O filme de Bill Condon capta James Whale em seus estertores. Velho, doente e quase esquecido por Hollywood, ele é assombrado pela imagem de sua primeira paixão, um fuzileiro com quem dividiu as trincheiras durante a Primeira Guerra, e pela ausência de carinho do pai repressor, incapaz de aceitar a sua homossexualidade. Tudo isso se manifesta em delírios que trazem à tona seus velhos filmes e no desejo que sente pelo jardineiro bronco e ingênuo vivido por Brendan Fraser, que se torna seu último amigo e seu último refúgio contra o enlouquecimento.

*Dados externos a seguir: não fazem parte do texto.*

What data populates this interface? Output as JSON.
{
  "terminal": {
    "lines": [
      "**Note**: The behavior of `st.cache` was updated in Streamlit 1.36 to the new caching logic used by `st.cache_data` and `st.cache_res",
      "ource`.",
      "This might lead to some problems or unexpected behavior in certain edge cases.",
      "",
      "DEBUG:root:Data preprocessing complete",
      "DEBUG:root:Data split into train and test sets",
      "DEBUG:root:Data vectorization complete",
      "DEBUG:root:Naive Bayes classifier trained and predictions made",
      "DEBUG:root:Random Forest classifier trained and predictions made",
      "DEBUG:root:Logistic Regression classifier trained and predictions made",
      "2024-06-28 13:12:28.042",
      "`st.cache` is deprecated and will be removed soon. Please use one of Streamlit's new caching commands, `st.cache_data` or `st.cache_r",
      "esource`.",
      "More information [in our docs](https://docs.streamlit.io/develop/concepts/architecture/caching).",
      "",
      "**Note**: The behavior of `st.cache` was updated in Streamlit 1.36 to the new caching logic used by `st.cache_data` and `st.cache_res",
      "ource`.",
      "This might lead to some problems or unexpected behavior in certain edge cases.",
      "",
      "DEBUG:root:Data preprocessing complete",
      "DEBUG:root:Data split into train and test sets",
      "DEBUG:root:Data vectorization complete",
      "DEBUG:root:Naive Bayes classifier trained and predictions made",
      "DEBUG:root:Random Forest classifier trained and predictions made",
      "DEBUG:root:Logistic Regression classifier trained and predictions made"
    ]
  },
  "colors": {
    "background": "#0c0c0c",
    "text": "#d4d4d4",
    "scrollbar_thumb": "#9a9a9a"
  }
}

Deuses e Monstros é, portanto, muito mais do que a biografia de um cineasta à beira do fim. Ele fala do poder muitas vezes incapacitante da memória. Das imagens, sons e sentimentos que carregamos desde que nascemos e que vão nos povoando como um paraíso bíblico recebendo seus primeiros habitantes. Pode-se dizer que chegamos ao mundo com um HD limpo, sem qualquer arquivo ou software a corromper nossa ignorância absoluta. Mas nem sei se isso é verdade. Da concepção ao nascimento, são nove meses em que nos transformamos em algo muito maior e mais complexo do que um personagem de terror B. E é claro que nesse período recebemos pelo cordão umbilical não apenas nutrientes, mas possíveis sentimentos de tristeza, depressão e angústia passados por nossas mães. Quando somos tirados da escuridão e do conforto morno do líquido amniótico, já carregamos alguma nódoa.

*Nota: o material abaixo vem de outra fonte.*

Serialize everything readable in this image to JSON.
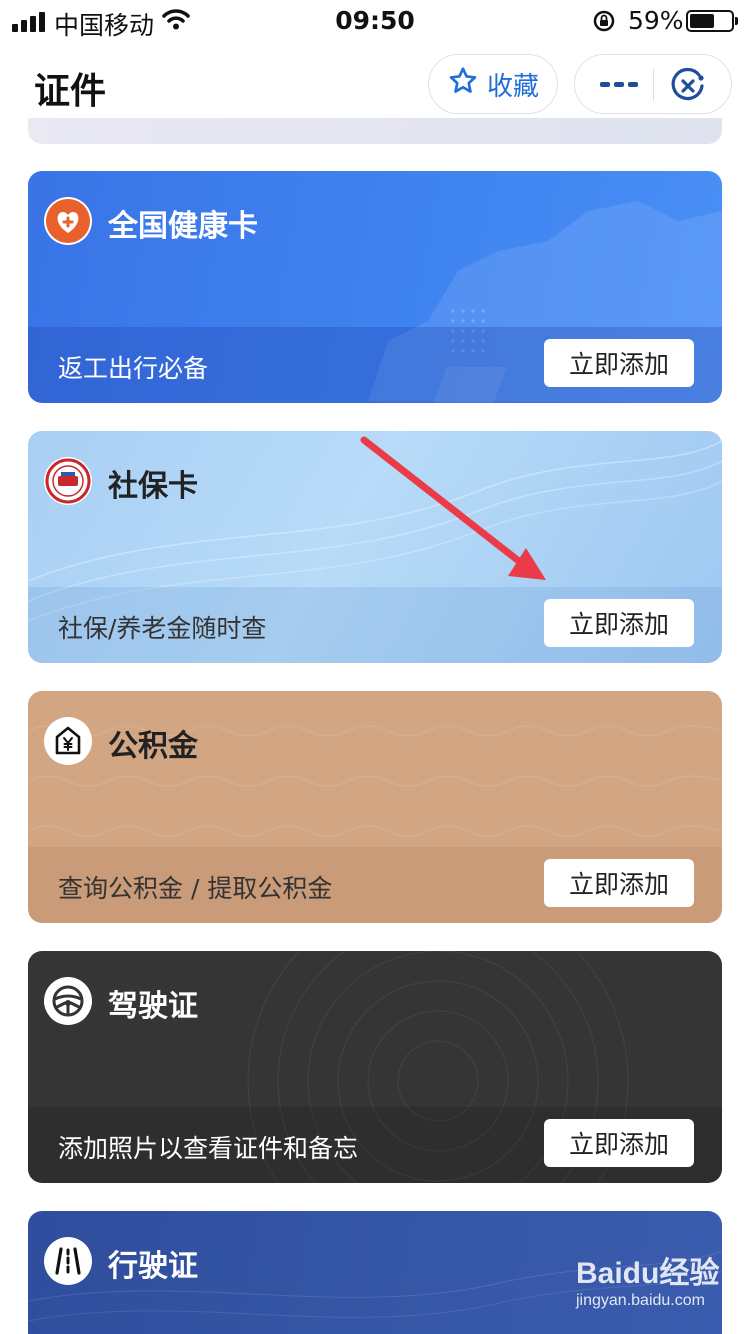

Em vinte, trinta, sessenta anos, essas nódoas se acumulam, dando forma aos monstros a que se refere Whale. Somos remorso, perda, brutalidade, mesquinhez, frustração e melancolia, mas também somos compaixão, altivez, bondade, amor e - sempre que possível - felicidade. Dr. Jekyll e Mr. Hyde. Ou, como no poema de um grande amigo chamado Rodrigo Brasil: "Somos Frankensteins formados por tristezas esfarrapadas, por noites de tempestade. Seguimos remendando retalhos de esperança, de mendigos que nos tornamos".

O fato é que nossos monstros não são necessariamente maus, mas nem por isso são menos assustadores. E chega uma época na vida em que, não importa que se assemelhem a um ursinho de pelúcia, eles vão nos apavorar como um Frankenstein na porta do nosso quarto. Porque até as boas lembranças se reduzem a isso: lembranças. Os dias de alegria que ficaram para trás, a família aos poucos desfeita, o verão em que nos tornamos adultos, o grande amor da nossa vida agonizando numa foto esmaecida. A vida, infelizmente, não nos oferece um retorno para que possamos, como o Benjamin Button do conto de Fitzgerald, pegar a estrada de volta. Reviver o que foi bom, consertar o que foi ruim e depois se esvair na bruma.